After hand washing was instituted, the mortality rate in the doctor’s ward declined 90%. A year following this discovery, the mortality rate dropped down to zero for at least two months.
The handwashing regime implemented with a chlorine rinse improved the quality of care given to mothers, chemist Louis Pasteur wouldn’t have discovered germ theory until over 20 years later. What the doctor had was more than 18 months of statistical data showing his hand washing approach worked and that such practices could save the lives of thousands of expectant mothers. He had the truth—but it wasn’t enough.
Rather than lauding Semmelweis’s valuable discovery and adopting his methods throughout the world, he faced sharp criticism, ridicule and resistance from the established medical community. Semmelweiss’s step towards germ theory was in sharp opposition to the narrative that sickness came from “bad air,” and when he left the hospital, his colleagues resumed their original practice. American obstetrician of the time, Charles Meigs’s rebuke was clear: “Doctors are gentlemen and a gentleman’s hands are clean.”

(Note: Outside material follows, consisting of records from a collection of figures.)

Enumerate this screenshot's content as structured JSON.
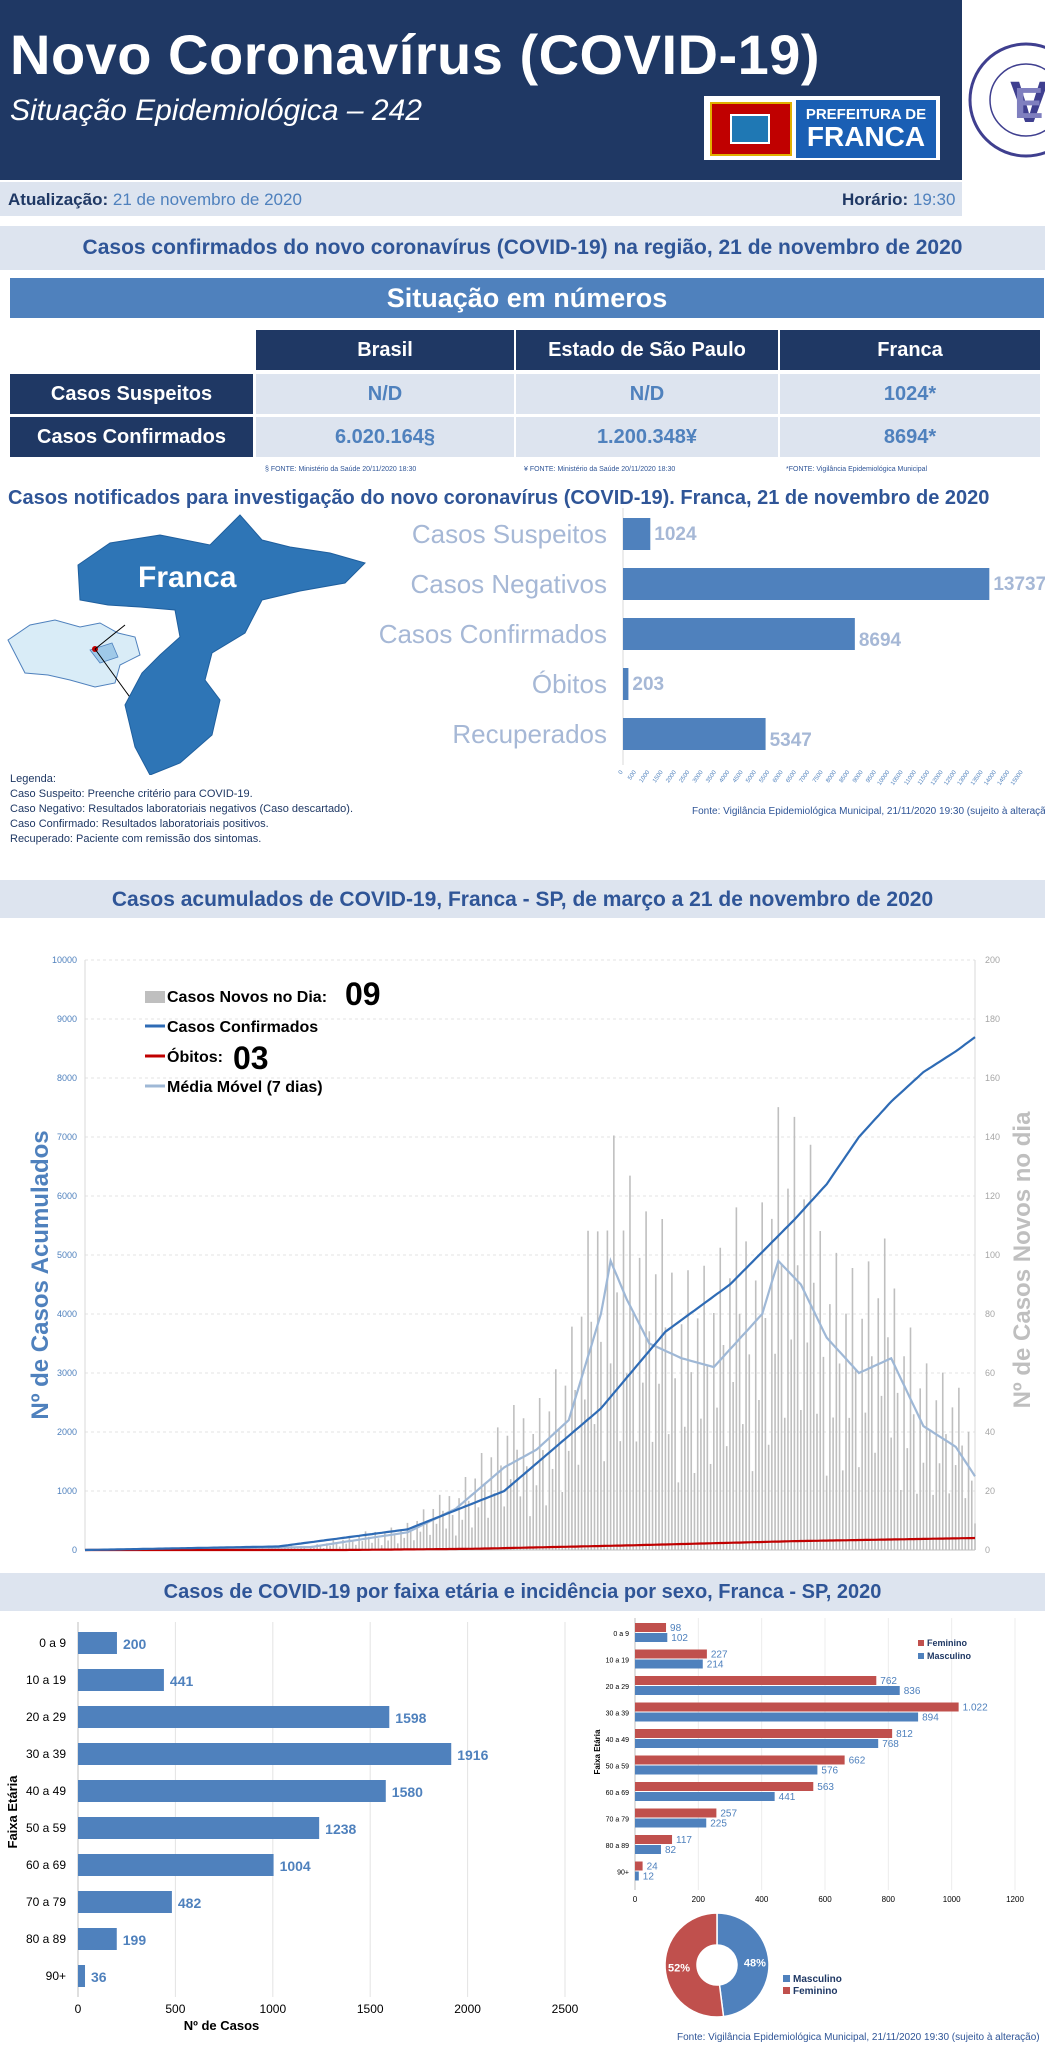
{
  "header": {
    "title": "Novo Coronavírus (COVID-19)",
    "subtitle": "Situação Epidemiológica – 242",
    "prefeitura_line1": "PREFEITURA DE",
    "prefeitura_line2": "FRANCA",
    "vigilancia_logo_text": "Prefeitura de Franca · Vigilância Epidemiológica · Secretaria Municipal de Saúde",
    "colors": {
      "navy": "#1f3864",
      "blue": "#4f81bd",
      "light": "#dde4ef"
    }
  },
  "update": {
    "label": "Atualização:",
    "date": "21 de novembro de 2020",
    "time_label": "Horário:",
    "time": "19:30"
  },
  "section1": {
    "title": "Casos confirmados do novo coronavírus (COVID-19) na região, 21 de novembro de 2020",
    "banner": "Situação em números",
    "columns": [
      "Brasil",
      "Estado de São Paulo",
      "Franca"
    ],
    "rows": [
      {
        "label": "Casos Suspeitos",
        "values": [
          "N/D",
          "N/D",
          "1024*"
        ]
      },
      {
        "label": "Casos Confirmados",
        "values": [
          "6.020.164§",
          "1.200.348¥",
          "8694*"
        ]
      }
    ],
    "footnotes": [
      "§ FONTE: Ministério da Saúde 20/11/2020 18:30",
      "¥ FONTE: Ministério da Saúde 20/11/2020 18:30",
      "*FONTE: Vigilância Epidemiológica Municipal"
    ]
  },
  "section2": {
    "title": "Casos notificados para investigação do novo coronavírus (COVID-19). Franca, 21 de novembro de 2020",
    "map_label": "Franca",
    "legend": [
      "Legenda:",
      "Caso Suspeito: Preenche critério para COVID-19.",
      "Caso Negativo: Resultados laboratoriais negativos (Caso descartado).",
      "Caso Confirmado: Resultados laboratoriais positivos.",
      "Recuperado: Paciente com remissão dos sintomas."
    ],
    "source": "Fonte: Vigilância Epidemiológica Municipal, 21/11/2020 19:30  (sujeito à alteração)"
  },
  "section3": {
    "title": "Casos acumulados de COVID-19, Franca - SP, de março a 21 de novembro de 2020"
  },
  "section4": {
    "title": "Casos de COVID-19 por faixa etária e incidência por sexo, Franca - SP, 2020",
    "source": "Fonte: Vigilância Epidemiológica Municipal, 21/11/2020 19:30 (sujeito à alteração)"
  },
  "chart_data": [
    {
      "type": "bar",
      "orientation": "horizontal",
      "categories": [
        "Casos Suspeitos",
        "Casos Negativos",
        "Casos Confirmados",
        "Óbitos",
        "Recuperados"
      ],
      "values": [
        1024,
        13737,
        8694,
        203,
        5347
      ],
      "xlim": [
        0,
        15000
      ],
      "xticks": [
        "0",
        "500",
        "1000",
        "1500",
        "2000",
        "2500",
        "3000",
        "3500",
        "4000",
        "4500",
        "5000",
        "5500",
        "6000",
        "6500",
        "7000",
        "7500",
        "8000",
        "8500",
        "9000",
        "9500",
        "10000",
        "10500",
        "11000",
        "11500",
        "12000",
        "12500",
        "13000",
        "13500",
        "14000",
        "14500",
        "15000"
      ],
      "color": "#4f81bd"
    },
    {
      "type": "line",
      "period": "março a 21 de novembro de 2020",
      "ylabel": "Nº de Casos Acumulados",
      "y2label": "Nº de Casos Novos no dia",
      "ylim": [
        0,
        10000
      ],
      "y2lim": [
        0,
        200
      ],
      "yticks": [
        "0",
        "1000",
        "2000",
        "3000",
        "4000",
        "5000",
        "6000",
        "7000",
        "8000",
        "9000",
        "10000"
      ],
      "y2ticks": [
        "0",
        "20",
        "40",
        "60",
        "80",
        "100",
        "120",
        "140",
        "160",
        "180",
        "200"
      ],
      "legend": {
        "new_cases": "Casos Novos no Dia:",
        "new_cases_value": "09",
        "confirmed": "Casos Confirmados",
        "deaths": "Óbitos:",
        "deaths_value": "03",
        "moving_avg": "Média Móvel (7 dias)"
      },
      "colors": {
        "new_cases": "#bfbfbf",
        "confirmed": "#2e6bb5",
        "deaths": "#c00000",
        "moving_avg": "#9fb8d6"
      },
      "confirmed_anchors": [
        [
          0,
          0
        ],
        [
          60,
          60
        ],
        [
          100,
          350
        ],
        [
          130,
          1000
        ],
        [
          160,
          2400
        ],
        [
          180,
          3700
        ],
        [
          200,
          4500
        ],
        [
          220,
          5600
        ],
        [
          230,
          6200
        ],
        [
          240,
          7000
        ],
        [
          250,
          7600
        ],
        [
          260,
          8100
        ],
        [
          270,
          8450
        ],
        [
          276,
          8694
        ]
      ],
      "deaths_anchors": [
        [
          0,
          0
        ],
        [
          80,
          0
        ],
        [
          120,
          20
        ],
        [
          170,
          80
        ],
        [
          220,
          150
        ],
        [
          276,
          203
        ]
      ],
      "moving_avg_anchors": [
        [
          0,
          0
        ],
        [
          70,
          1
        ],
        [
          100,
          6
        ],
        [
          115,
          14
        ],
        [
          130,
          28
        ],
        [
          140,
          34
        ],
        [
          150,
          44
        ],
        [
          160,
          80
        ],
        [
          163,
          98
        ],
        [
          168,
          85
        ],
        [
          175,
          70
        ],
        [
          185,
          65
        ],
        [
          195,
          62
        ],
        [
          210,
          80
        ],
        [
          215,
          98
        ],
        [
          222,
          90
        ],
        [
          230,
          72
        ],
        [
          240,
          60
        ],
        [
          250,
          65
        ],
        [
          260,
          42
        ],
        [
          270,
          35
        ],
        [
          276,
          25
        ]
      ],
      "final_totals": {
        "confirmed": 8694,
        "deaths": 203
      }
    },
    {
      "type": "bar",
      "orientation": "horizontal",
      "ylabel": "Faixa Etária",
      "xlabel": "Nº de Casos",
      "categories": [
        "0 a 9",
        "10 a 19",
        "20 a 29",
        "30 a 39",
        "40 a 49",
        "50 a 59",
        "60  a 69",
        "70 a 79",
        "80 a 89",
        "90+"
      ],
      "values": [
        200,
        441,
        1598,
        1916,
        1580,
        1238,
        1004,
        482,
        199,
        36
      ],
      "xlim": [
        0,
        2500
      ],
      "xticks": [
        "0",
        "500",
        "1000",
        "1500",
        "2000",
        "2500"
      ],
      "color": "#4f81bd"
    },
    {
      "type": "bar",
      "orientation": "horizontal",
      "ylabel": "Faixa Etária",
      "xlabel": "Nº de Casos",
      "categories": [
        "0 a 9",
        "10 a 19",
        "20 a 29",
        "30 a 39",
        "40 a 49",
        "50 a 59",
        "60 a 69",
        "70 a 79",
        "80 a 89",
        "90+"
      ],
      "series": [
        {
          "name": "Feminino",
          "values": [
            98,
            227,
            762,
            1022,
            812,
            662,
            563,
            257,
            117,
            24
          ],
          "labels": [
            "98",
            "227",
            "762",
            "1.022",
            "812",
            "662",
            "563",
            "257",
            "117",
            "24"
          ],
          "color": "#c0504d"
        },
        {
          "name": "Masculino",
          "values": [
            102,
            214,
            836,
            894,
            768,
            576,
            441,
            225,
            82,
            12
          ],
          "labels": [
            "102",
            "214",
            "836",
            "894",
            "768",
            "576",
            "441",
            "225",
            "82",
            "12"
          ],
          "color": "#4f81bd"
        }
      ],
      "xlim": [
        0,
        1200
      ],
      "xticks": [
        "0",
        "200",
        "400",
        "600",
        "800",
        "1000",
        "1200"
      ]
    },
    {
      "type": "pie",
      "categories": [
        "Masculino",
        "Feminino"
      ],
      "values": [
        48,
        52
      ],
      "labels": [
        "48%",
        "52%"
      ],
      "colors": [
        "#4f81bd",
        "#c0504d"
      ]
    }
  ]
}
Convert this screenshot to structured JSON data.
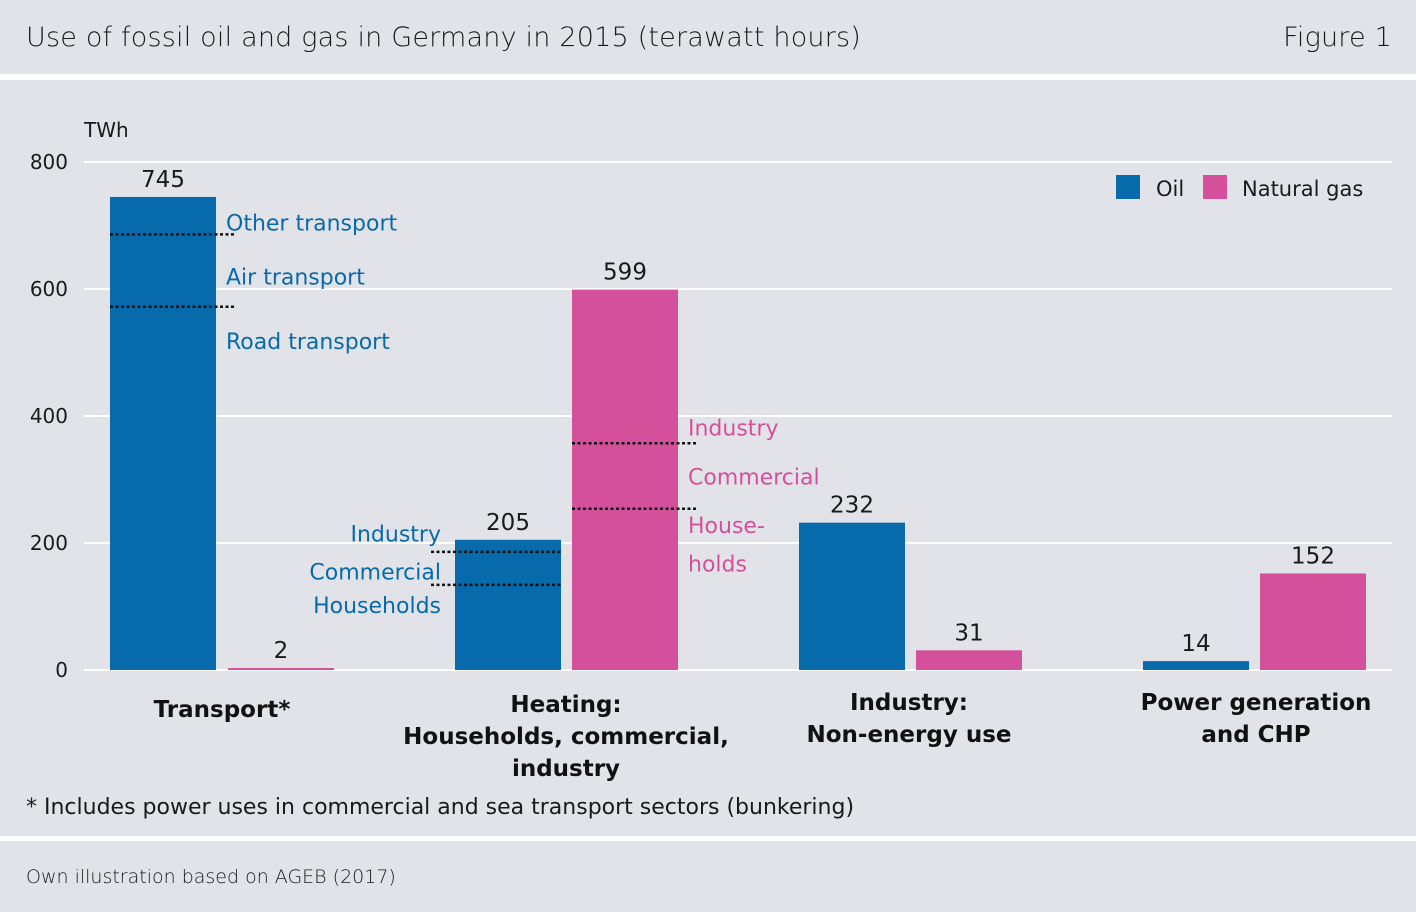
{
  "header": {
    "title": "Use of fossil oil and gas in Germany in 2015 (terawatt hours)",
    "figure_label": "Figure 1"
  },
  "footnote": "* Includes power uses in commercial and sea transport sectors (bunkering)",
  "source": "Own illustration based on AGEB (2017)",
  "colors": {
    "oil": "#066aab",
    "gas": "#d4509a",
    "grid": "#ffffff",
    "band": "#e2e3e8"
  },
  "chart_data": {
    "type": "bar",
    "title": "Use of fossil oil and gas in Germany in 2015 (terawatt hours)",
    "ylabel": "TWh",
    "ylim": [
      0,
      800
    ],
    "yticks": [
      0,
      200,
      400,
      600,
      800
    ],
    "grid": true,
    "legend_position": "top-right",
    "categories": [
      [
        "Transport*"
      ],
      [
        "Heating:",
        "Households, commercial,",
        "industry"
      ],
      [
        "Industry:",
        "Non-energy use"
      ],
      [
        "Power generation",
        "and CHP"
      ]
    ],
    "series": [
      {
        "name": "Oil",
        "color": "#066aab",
        "values": [
          745,
          205,
          232,
          14
        ]
      },
      {
        "name": "Natural gas",
        "color": "#d4509a",
        "values": [
          2,
          599,
          31,
          152
        ]
      }
    ],
    "annotations": [
      {
        "category": 0,
        "series": 0,
        "side": "right",
        "color": "#066aab",
        "dividers": [
          686,
          572
        ],
        "labels": [
          {
            "text": "Other transport",
            "y": 705
          },
          {
            "text": "Air transport",
            "y": 620
          },
          {
            "text": "Road transport",
            "y": 518
          }
        ]
      },
      {
        "category": 1,
        "series": 0,
        "side": "left",
        "color": "#066aab",
        "dividers": [
          186,
          134
        ],
        "labels": [
          {
            "text": "Industry",
            "y": 215
          },
          {
            "text": "Commercial",
            "y": 155
          },
          {
            "text": "Households",
            "y": 102
          }
        ]
      },
      {
        "category": 1,
        "series": 1,
        "side": "right",
        "color": "#d4509a",
        "dividers": [
          357,
          254
        ],
        "labels": [
          {
            "text": "Industry",
            "y": 382
          },
          {
            "text": "Commercial",
            "y": 305
          },
          {
            "text": "House-",
            "y": 228
          },
          {
            "text": "holds",
            "y": 168
          }
        ]
      }
    ]
  }
}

The Vienna teaching hospital was the primary cause of the deaths of lower class women’s lives. Lives that could have been saved improved hygiene from the physicians caring for them. Eventually, Semmelweiss died a pariah in the eyes of the medical community. He ultimately died of the yet-named pathogen he obsessed over his whole life: sepsis.
Ni Una Menos – Story and Data in Harmony:
In 2015, the brutal murder of a 14-year-old Argentinian sparked a movement. Chiara Páez, was beaten to death by her 16 year old boyfriend, she was pregnant at the time. Her death, along with other high-profile murders of young women across Argentina, was a breaking point for women. In Argentina one woman is killed every 32 hours.
Following the murders, tens of thousands of women took to the Argentinian streets in protest. Holding signs reading Ni Una Menos, or Not One Less, women young and old came together to demand systemic change.
The practice of data activism became a critical form of feminist resistance–activists and partners created a nationwide citizen index of reliable data, the Observatory of Femicide, providing people powered data to media outlets for reports on gendered violence.The project generated national statistics to expose the sheer scale and nature of gendered violence, and Within the three month period, over 60,000 responses were collected from women all over the country.
The results were sobering; over 97% of the women who completed the survey suffered some kind of gender violence, but only 5% had reported it to the police. Over 20% said they were violated.
#NiUnaMenos presented the results on International Day for the Elimination of Violence Against Women, and the survey exposed these violations, applied pressure to civil society and authorities, and demanded change.
So now you’ve seen what stories backed (or not) by data can do. They can create (or destroy) fortunes. They can build (or kill) reputations. And they can expose truths that save millions of lives. So go forth–build your story. But please, do your research.